Door Femme Taken

UX Designer

Opslagnetwerken met zfs en Comstar

16-03-2012 • 10:00

110

Singlepage-opmaak

Raid-level en aantal disks

Een vraag waar iedereen bij het bouwen van een opslagserver mee te maken krijgt, is welk raid-level bij welk aantal disks te gebruiken. Dat is een afweging tussen prestaties, betrouwbaarheid, opslagcapaciteit en uitbreidbaarheid. Zfs heeft op dit gebied andere eigenschappen dan hardwarematige raid-controllers.

Het ruimteverlies van raid-z en raid-z2 is gelijk aan dat van raid 5 en raid 6. Zfs verdeelt elk blok in een bestandssysteem of zvol echter over alle disks - behalve de parity disks - in een vdev.
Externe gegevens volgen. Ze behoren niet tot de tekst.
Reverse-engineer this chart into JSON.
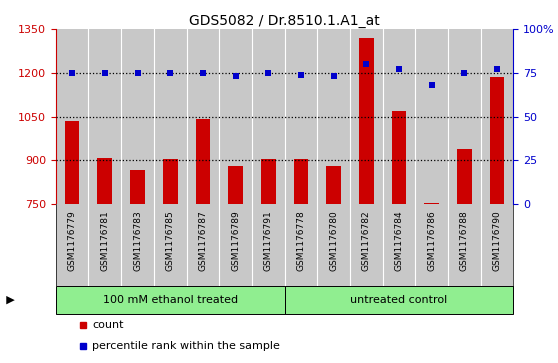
{
  "title": "GDS5082 / Dr.8510.1.A1_at",
  "samples": [
    "GSM1176779",
    "GSM1176781",
    "GSM1176783",
    "GSM1176785",
    "GSM1176787",
    "GSM1176789",
    "GSM1176791",
    "GSM1176778",
    "GSM1176780",
    "GSM1176782",
    "GSM1176784",
    "GSM1176786",
    "GSM1176788",
    "GSM1176790"
  ],
  "counts": [
    1035,
    908,
    868,
    903,
    1040,
    880,
    905,
    905,
    882,
    1320,
    1068,
    754,
    940,
    1185
  ],
  "percentiles": [
    75,
    75,
    75,
    75,
    75,
    73,
    75,
    74,
    73,
    80,
    77,
    68,
    75,
    77
  ],
  "group1_label": "100 mM ethanol treated",
  "group2_label": "untreated control",
  "group1_count": 7,
  "group2_count": 7,
  "ylim_left": [
    750,
    1350
  ],
  "ylim_right": [
    0,
    100
  ],
  "yticks_left": [
    750,
    900,
    1050,
    1200,
    1350
  ],
  "yticks_right": [
    0,
    25,
    50,
    75,
    100
  ],
  "right_tick_labels": [
    "0",
    "25",
    "50",
    "75",
    "100%"
  ],
  "bar_color": "#cc0000",
  "dot_color": "#0000cc",
  "group_bg_color": "#c8c8c8",
  "protocol_bg_color": "#90ee90",
  "bg_color": "#ffffff",
  "gridline_color": "#000000",
  "border_color": "#000000"
}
De random i/o-prestaties zijn dus beperkt tot het prestatieniveau van een enkele disk: alle disks zijn betrokken bij het lezen of schrijven van een enkel blok en kunnen zich dus niet met andere zaken bezighouden. Bij raid 5 en raid 6 kan dit wel, omdat een leestransfer kleiner dan de stripesize door een individuele disk afgehandeld kan worden. De sequentiële lees- en schrijfprestaties van een raid-z-, raid-z2- of raid-z3-vdev schalen wel mee met het aantal disks.

Vanwege de niet schalende random i/o-prestaties heeft het de voorkeur om raid-z-vdev's klein te houden. De random-i/o-prestaties kunnen dan verbeterd worden door een aantal kleine vdev's te stripen. Het beste raid-level voor random-i/o is raid 10, oftewel striping van mirrors.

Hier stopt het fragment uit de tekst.